What that sentence points to is this: the Bible tells a story in which history is not random or meaningless, but guided by God’s purpose. God’s reign—what Jesus calls the Kingdom of God—is both the center of the story and where the story is going. And human beings are not background characters. From the beginning, we are invited into the story as participants—called to bear God’s image, care for His world, and live under His reign. Advent reminds us that this Kingdom does not remain distant or abstract; it draws near.
To be clear, I’m not suggesting that once you have this sentence, you’ve “figured out” the Bible. Not at all. Think of it as a lens rather than a conclusion—a way of seeing how the major movements of Scripture fit together: Creation, Fall, Israel, Jesus, and the Church. Advent, in particular, trains us to read these movements as a story of promise and fulfillment.

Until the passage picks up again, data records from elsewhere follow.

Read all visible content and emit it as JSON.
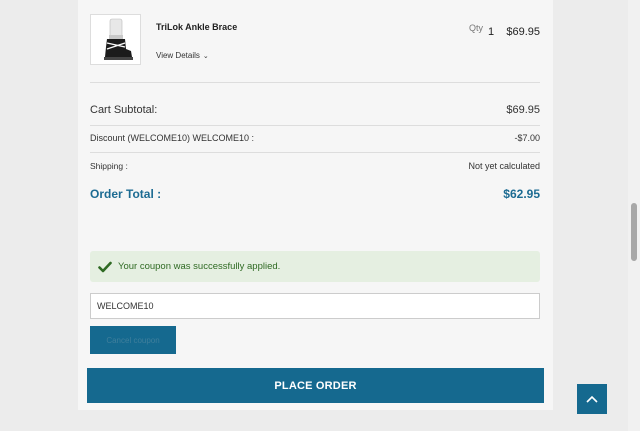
{
  "cart": {
    "product": {
      "name": "TriLok Ankle Brace",
      "view_details_label": "View Details",
      "qty_label": "Qty",
      "qty": "1",
      "price": "$69.95",
      "thumbnail_icon": "ankle-brace-image"
    },
    "summary": {
      "subtotal_label": "Cart Subtotal:",
      "subtotal_value": "$69.95",
      "discount_label": "Discount (WELCOME10) WELCOME10 :",
      "discount_value": "-$7.00",
      "shipping_label": "Shipping :",
      "shipping_value": "Not yet calculated",
      "total_label": "Order Total :",
      "total_value": "$62.95"
    },
    "coupon": {
      "success_message": "Your coupon was successfully applied.",
      "code_value": "WELCOME10",
      "cancel_label": "Cancel coupon"
    },
    "place_order_label": "PLACE ORDER"
  },
  "colors": {
    "accent": "#15698f",
    "total_text": "#1c6b92",
    "success_bg": "#e5efe1",
    "success_text": "#2f6a23"
  },
  "icons": {
    "check": "checkmark-icon",
    "chevron": "chevron-down-icon",
    "scroll_top": "arrow-up-icon"
  }
}
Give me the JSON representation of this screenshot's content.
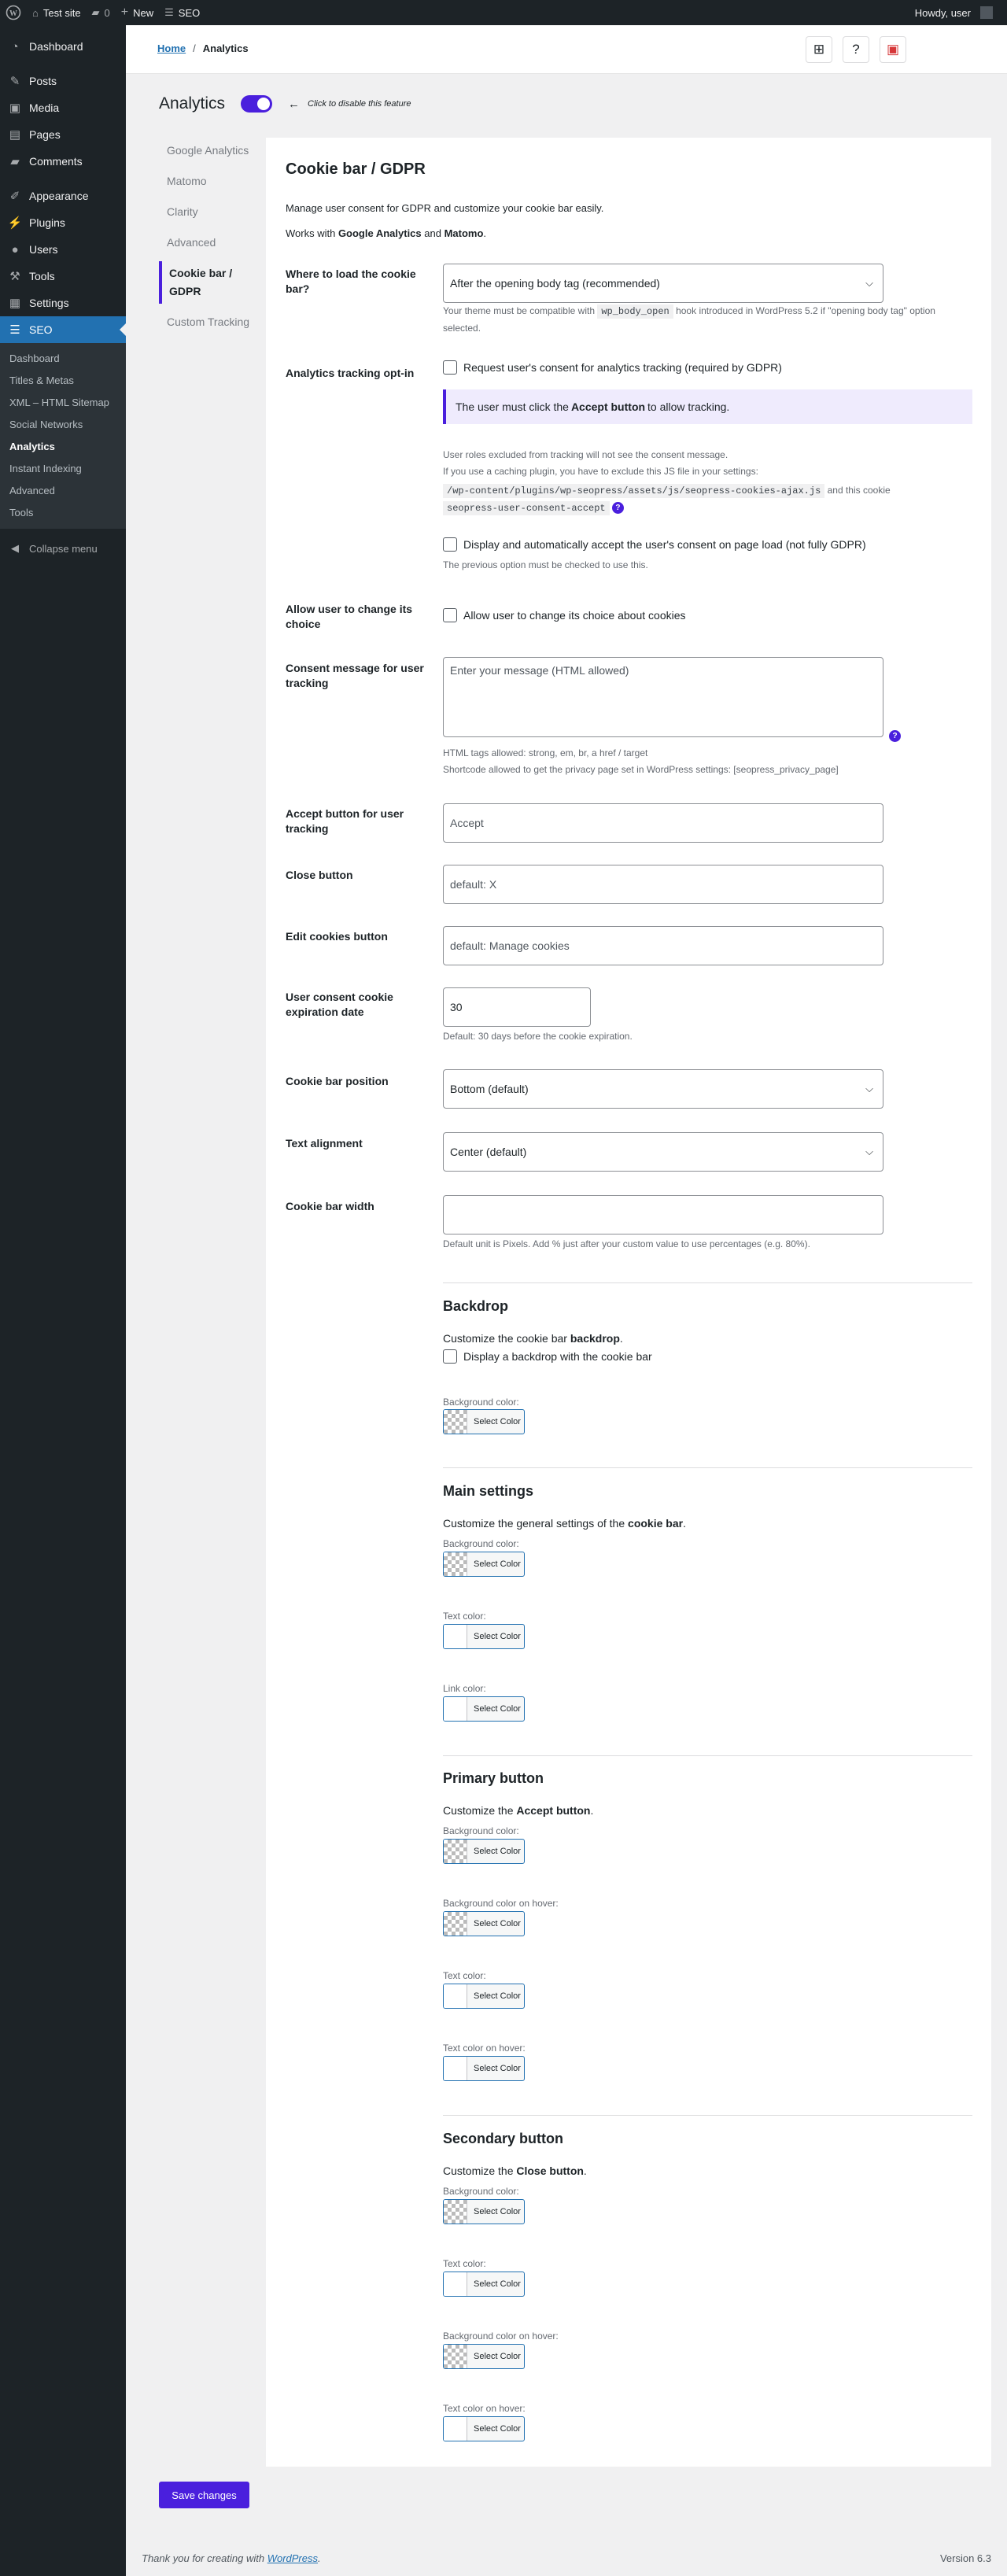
{
  "admin_bar": {
    "site_name": "Test site",
    "comments_count": "0",
    "new_label": "New",
    "seo_label": "SEO",
    "howdy": "Howdy, user"
  },
  "sidebar": {
    "items": [
      {
        "label": "Dashboard",
        "icon": "dashboard-icon"
      },
      {
        "label": "Posts",
        "icon": "pin-icon"
      },
      {
        "label": "Media",
        "icon": "media-icon"
      },
      {
        "label": "Pages",
        "icon": "page-icon"
      },
      {
        "label": "Comments",
        "icon": "comment-icon"
      },
      {
        "label": "Appearance",
        "icon": "brush-icon"
      },
      {
        "label": "Plugins",
        "icon": "plugin-icon"
      },
      {
        "label": "Users",
        "icon": "user-icon"
      },
      {
        "label": "Tools",
        "icon": "wrench-icon"
      },
      {
        "label": "Settings",
        "icon": "settings-icon"
      },
      {
        "label": "SEO",
        "icon": "seo-icon"
      }
    ],
    "seo_submenu": [
      "Dashboard",
      "Titles & Metas",
      "XML – HTML Sitemap",
      "Social Networks",
      "Analytics",
      "Instant Indexing",
      "Advanced",
      "Tools"
    ],
    "collapse": "Collapse menu"
  },
  "breadcrumb": {
    "home": "Home",
    "sep": "/",
    "current": "Analytics"
  },
  "page": {
    "title": "Analytics",
    "toggle_note": "Click to disable this feature"
  },
  "tabs": [
    "Google Analytics",
    "Matomo",
    "Clarity",
    "Advanced",
    "Cookie bar / GDPR",
    "Custom Tracking"
  ],
  "section": {
    "title": "Cookie bar / GDPR",
    "intro": "Manage user consent for GDPR and customize your cookie bar easily.",
    "works_pre": "Works with ",
    "works_ga": "Google Analytics",
    "works_and": " and ",
    "works_matomo": "Matomo",
    "works_end": "."
  },
  "fields": {
    "load": {
      "label": "Where to load the cookie bar?",
      "value": "After the opening body tag (recommended)",
      "desc_pre": "Your theme must be compatible with ",
      "desc_code": "wp_body_open",
      "desc_post": " hook introduced in WordPress 5.2 if \"opening body tag\" option selected."
    },
    "optin": {
      "label": "Analytics tracking opt-in",
      "checkbox": "Request user's consent for analytics tracking (required by GDPR)",
      "notice_pre": "The user must click the ",
      "notice_bold": "Accept button",
      "notice_post": " to allow tracking.",
      "roles": "User roles excluded from tracking will not see the consent message.",
      "cache_pre": "If you use a caching plugin, you have to exclude this JS file in your settings:",
      "cache_code": "/wp-content/plugins/wp-seopress/assets/js/seopress-cookies-ajax.js",
      "cache_mid": " and this cookie",
      "cookie_code": "seopress-user-consent-accept",
      "auto_checkbox": "Display and automatically accept the user's consent on page load (not fully GDPR)",
      "auto_desc": "The previous option must be checked to use this."
    },
    "change": {
      "label": "Allow user to change its choice",
      "checkbox": "Allow user to change its choice about cookies"
    },
    "message": {
      "label": "Consent message for user tracking",
      "placeholder": "Enter your message (HTML allowed)",
      "desc1": "HTML tags allowed: strong, em, br, a href / target",
      "desc2": "Shortcode allowed to get the privacy page set in WordPress settings: [seopress_privacy_page]"
    },
    "accept": {
      "label": "Accept button for user tracking",
      "placeholder": "Accept"
    },
    "close": {
      "label": "Close button",
      "placeholder": "default: X"
    },
    "edit": {
      "label": "Edit cookies button",
      "placeholder": "default: Manage cookies"
    },
    "expiry": {
      "label": "User consent cookie expiration date",
      "value": "30",
      "desc": "Default: 30 days before the cookie expiration."
    },
    "position": {
      "label": "Cookie bar position",
      "value": "Bottom (default)"
    },
    "align": {
      "label": "Text alignment",
      "value": "Center (default)"
    },
    "width": {
      "label": "Cookie bar width",
      "desc": "Default unit is Pixels. Add % just after your custom value to use percentages (e.g. 80%)."
    }
  },
  "backdrop": {
    "title": "Backdrop",
    "desc_pre": "Customize the cookie bar ",
    "desc_bold": "backdrop",
    "desc_end": ".",
    "checkbox": "Display a backdrop with the cookie bar",
    "bg": "Background color:"
  },
  "main": {
    "title": "Main settings",
    "desc_pre": "Customize the general settings of the ",
    "desc_bold": "cookie bar",
    "desc_end": ".",
    "bg": "Background color:",
    "text": "Text color:",
    "link": "Link color:"
  },
  "primary": {
    "title": "Primary button",
    "desc_pre": "Customize the ",
    "desc_bold": "Accept button",
    "desc_end": ".",
    "bg": "Background color:",
    "bg_hover": "Background color on hover:",
    "text": "Text color:",
    "text_hover": "Text color on hover:"
  },
  "secondary": {
    "title": "Secondary button",
    "desc_pre": "Customize the ",
    "desc_bold": "Close button",
    "desc_end": ".",
    "bg": "Background color:",
    "text": "Text color:",
    "bg_hover": "Background color on hover:",
    "text_hover": "Text color on hover:"
  },
  "select_color": "Select Color",
  "save": "Save changes",
  "footer": {
    "pre": "Thank you for creating with ",
    "link": "WordPress",
    "end": ".",
    "version": "Version 6.3"
  },
  "colors": {
    "accent": "#4a1fdd",
    "admin_bg": "#1d2327",
    "active_menu": "#2271b1"
  }
}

Any summary like this is only a starting point. Ideally, it sends you back into the text itself with fresh eyes and renewed confidence that Scripture has a coherent center. At the same time, the idea that we only need the “plain sense” of the Bible—something often said in Protestant circles—can be misleading. The Bible is clear, but it is also deep, layered, and shaped by a long story that unfolds over time, a story that reaches a decisive turning point at Christmas.
Take Genesis 1, for example. If the Bible really is an epic narrative of God’s Kingdom and humanity’s calling, then Genesis 1 isn’t just background information—it introduces the story’s central themes, themes that Advent helps us hold in anticipation.
Too often, Genesis 1 gets pulled in opposite directions. Some try to read it primarily as a scientific account of material origins. Others dismiss it as outdated mythology. Still others read it faithfully but import later ideas into the text— such as speaking of human dignity alone, which is true but may not go far enough.
When we read Genesis 1 as the opening chapter of the Kingdom story, something richer comes into focus.
The chapter reads like the dedication of a cosmic temple. God brings order out of chaos, fills creation with life, and then places human beings at the center. In the ancient world, temples contained images of the gods carved from stone. In Genesis, God does something far more striking: He places living image-bearers—men and women—into His creation to represent His rule.
Being made in God’s image is not only about worth or dignity; it is about calling. Humanity is entrusted with responsibility—to care for the world, to reflect God’s character, and to extend His good order. Psalm 8 captures this beautifully: “You have made them a little lower than God… and crowned them with glory and honor.” Glory, in this sense, names the dignity and responsibility of being God’s living images within creation.
Genesis 1, then, is not a detached origin story. It is the opening act of the Kingdom drama. And Advent points us forward to the moment when this drama takes on flesh—when the Creator enters His creation, and the Kingdom is no longer only spoken of, but seen.
At Christmas, the story does not reset; it advances. The child born in Bethlehem is the King through whom God’s reign is revealed, and the faithful human who lives out the vocation first given in Genesis. In Jesus, God’s rule and humanity’s calling come together at last.
That’s why I believe this single sentence matters: The Bible is an epic narrative of the Kingdom of God and the human vocation within it. Advent teaches us to wait for that Kingdom. Christmas proclaims that it has begun.